Ist die Dividende sicher?
Eine Ausschüttung ist recht wahrscheinlich, das große Fragezeichen bleibt die Höhe der Dividende. Angesichts der Milliarden-Rückstellungen und des höchsten Verlusts der Konzerngeschichte zahlt Volkswagen für das Geschäftsjahr 2015 nur eine Mini-Dividende von 0,11 Euro je Aktie. Die ist eher politisch gewünscht als wirtschaftlich angemessen. Die Höhe der künftigen Dividende wird sich vor allem an der Geschäftsentwicklung messen – womit wir bei der letzten Frage wären:
Wann greift Müllers Strategie 2025 für ein nachhaltigeres und effizienteres Volkswagen?

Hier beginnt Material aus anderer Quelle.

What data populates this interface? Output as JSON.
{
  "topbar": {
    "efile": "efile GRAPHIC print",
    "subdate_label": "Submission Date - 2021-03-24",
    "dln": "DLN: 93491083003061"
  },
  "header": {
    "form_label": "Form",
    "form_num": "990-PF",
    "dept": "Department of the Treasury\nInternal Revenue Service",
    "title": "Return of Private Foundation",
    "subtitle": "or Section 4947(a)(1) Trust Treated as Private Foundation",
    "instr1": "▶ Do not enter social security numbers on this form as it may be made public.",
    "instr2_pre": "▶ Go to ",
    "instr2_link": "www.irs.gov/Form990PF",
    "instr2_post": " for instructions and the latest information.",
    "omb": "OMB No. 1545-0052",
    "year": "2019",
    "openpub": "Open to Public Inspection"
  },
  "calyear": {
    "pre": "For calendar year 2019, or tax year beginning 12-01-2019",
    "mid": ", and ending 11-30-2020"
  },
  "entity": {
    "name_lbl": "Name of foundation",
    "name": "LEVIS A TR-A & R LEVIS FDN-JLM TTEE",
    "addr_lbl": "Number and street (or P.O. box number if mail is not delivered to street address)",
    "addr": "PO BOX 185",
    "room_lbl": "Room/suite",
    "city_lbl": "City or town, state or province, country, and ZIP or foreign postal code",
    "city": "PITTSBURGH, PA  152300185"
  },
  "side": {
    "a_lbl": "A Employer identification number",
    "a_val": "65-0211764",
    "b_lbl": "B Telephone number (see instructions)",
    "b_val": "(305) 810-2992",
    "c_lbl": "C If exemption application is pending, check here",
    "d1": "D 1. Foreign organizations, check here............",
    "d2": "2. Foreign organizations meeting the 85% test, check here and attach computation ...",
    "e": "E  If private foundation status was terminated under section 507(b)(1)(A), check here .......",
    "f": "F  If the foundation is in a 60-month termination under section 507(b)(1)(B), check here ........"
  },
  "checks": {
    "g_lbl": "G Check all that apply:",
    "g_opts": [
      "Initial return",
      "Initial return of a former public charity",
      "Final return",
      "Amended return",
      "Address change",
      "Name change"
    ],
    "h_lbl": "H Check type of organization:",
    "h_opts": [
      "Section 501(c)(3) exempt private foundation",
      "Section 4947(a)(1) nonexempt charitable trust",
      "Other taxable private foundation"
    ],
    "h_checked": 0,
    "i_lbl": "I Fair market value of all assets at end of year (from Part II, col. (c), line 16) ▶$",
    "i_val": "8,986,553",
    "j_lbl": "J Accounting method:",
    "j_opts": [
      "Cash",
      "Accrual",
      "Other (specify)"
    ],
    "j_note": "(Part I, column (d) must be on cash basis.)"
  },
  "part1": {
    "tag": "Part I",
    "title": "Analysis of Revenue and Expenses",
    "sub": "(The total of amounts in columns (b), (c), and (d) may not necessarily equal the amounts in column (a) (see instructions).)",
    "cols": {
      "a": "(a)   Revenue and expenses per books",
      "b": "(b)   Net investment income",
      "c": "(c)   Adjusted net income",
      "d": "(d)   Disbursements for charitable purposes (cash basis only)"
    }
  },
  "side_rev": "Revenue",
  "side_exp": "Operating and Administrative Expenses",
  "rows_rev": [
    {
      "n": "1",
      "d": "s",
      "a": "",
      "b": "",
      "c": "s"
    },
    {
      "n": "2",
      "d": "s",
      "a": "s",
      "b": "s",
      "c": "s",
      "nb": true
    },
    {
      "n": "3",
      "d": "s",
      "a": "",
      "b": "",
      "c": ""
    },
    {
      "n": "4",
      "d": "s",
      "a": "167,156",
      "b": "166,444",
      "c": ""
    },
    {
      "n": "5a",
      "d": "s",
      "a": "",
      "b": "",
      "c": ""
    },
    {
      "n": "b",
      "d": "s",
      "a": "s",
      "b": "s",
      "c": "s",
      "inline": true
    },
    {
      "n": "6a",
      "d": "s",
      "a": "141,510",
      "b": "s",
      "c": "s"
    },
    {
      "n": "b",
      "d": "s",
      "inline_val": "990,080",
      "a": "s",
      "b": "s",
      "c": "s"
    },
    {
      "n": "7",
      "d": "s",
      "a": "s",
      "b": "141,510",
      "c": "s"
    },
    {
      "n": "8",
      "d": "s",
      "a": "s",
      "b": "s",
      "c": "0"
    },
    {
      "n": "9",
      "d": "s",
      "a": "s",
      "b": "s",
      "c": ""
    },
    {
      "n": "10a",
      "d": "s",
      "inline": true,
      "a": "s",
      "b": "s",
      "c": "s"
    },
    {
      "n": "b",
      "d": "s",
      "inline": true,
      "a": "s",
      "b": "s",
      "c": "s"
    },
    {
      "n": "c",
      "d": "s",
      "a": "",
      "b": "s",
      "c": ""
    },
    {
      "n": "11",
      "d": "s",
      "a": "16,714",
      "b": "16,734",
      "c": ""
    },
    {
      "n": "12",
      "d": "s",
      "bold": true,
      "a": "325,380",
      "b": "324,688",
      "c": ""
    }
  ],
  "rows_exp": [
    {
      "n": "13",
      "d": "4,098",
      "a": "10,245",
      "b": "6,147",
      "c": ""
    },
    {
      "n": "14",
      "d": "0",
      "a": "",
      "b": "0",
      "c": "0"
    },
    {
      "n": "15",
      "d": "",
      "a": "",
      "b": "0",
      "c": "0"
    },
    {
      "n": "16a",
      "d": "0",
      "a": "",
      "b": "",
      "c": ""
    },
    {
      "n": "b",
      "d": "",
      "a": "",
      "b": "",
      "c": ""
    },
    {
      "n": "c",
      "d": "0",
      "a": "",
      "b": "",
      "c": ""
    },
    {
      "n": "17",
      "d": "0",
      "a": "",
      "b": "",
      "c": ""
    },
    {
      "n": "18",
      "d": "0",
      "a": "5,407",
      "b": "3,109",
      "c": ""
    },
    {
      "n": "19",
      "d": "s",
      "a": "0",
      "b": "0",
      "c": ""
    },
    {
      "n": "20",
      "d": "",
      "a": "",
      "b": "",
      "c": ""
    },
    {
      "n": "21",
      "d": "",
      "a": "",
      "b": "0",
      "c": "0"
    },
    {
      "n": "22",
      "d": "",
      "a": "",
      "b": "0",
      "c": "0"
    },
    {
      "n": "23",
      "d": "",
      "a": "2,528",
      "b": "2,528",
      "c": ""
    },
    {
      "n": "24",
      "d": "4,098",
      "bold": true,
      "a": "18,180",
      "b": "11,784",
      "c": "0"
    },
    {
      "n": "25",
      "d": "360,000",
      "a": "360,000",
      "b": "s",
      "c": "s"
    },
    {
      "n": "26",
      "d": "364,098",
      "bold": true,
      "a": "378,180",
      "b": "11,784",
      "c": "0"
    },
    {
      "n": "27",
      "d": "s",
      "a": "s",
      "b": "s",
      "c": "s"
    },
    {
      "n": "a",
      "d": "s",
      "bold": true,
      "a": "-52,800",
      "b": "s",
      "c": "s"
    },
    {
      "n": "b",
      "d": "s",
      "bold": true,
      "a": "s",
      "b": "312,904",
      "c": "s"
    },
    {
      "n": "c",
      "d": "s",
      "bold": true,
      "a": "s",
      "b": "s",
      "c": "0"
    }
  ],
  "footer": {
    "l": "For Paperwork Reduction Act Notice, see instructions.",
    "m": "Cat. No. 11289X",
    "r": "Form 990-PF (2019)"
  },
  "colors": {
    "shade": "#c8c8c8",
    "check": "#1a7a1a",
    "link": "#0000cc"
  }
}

Die Strategie 2025, die Müller in der vergangenen Woche vorgestellt hat, umreißt bislang die Richtung, die der Vorstand einschlagen will. Konkrete Maßnahmen – etwa die Modellpolitik, das neue System für die Vergütung des Vorstands, eine Diesel-Rückkehr in die USA oder auch den exakten Ablauf der Zusammenführung der Komponentenwerke in eine Geschäftseinheit – werden erst im Laufe des Jahres erarbeitet und verabschiedet. Nach außen hin sichtbare Ergebnisse, zum Beispiel neue Baureihen, Mobilitätsapps oder weitere Kundenagebote, werden wohl frühestens 2017 verfügbar sein. Ähnlich sieht der Zeithorizont bei internen Einspareffekten, Etats und Effizienzsteigerungen aus.
Der Grundstein ist gelegt, aber bis sich die Maßnahmen im Geschäftsbericht niederschlagen, wird es noch dauern.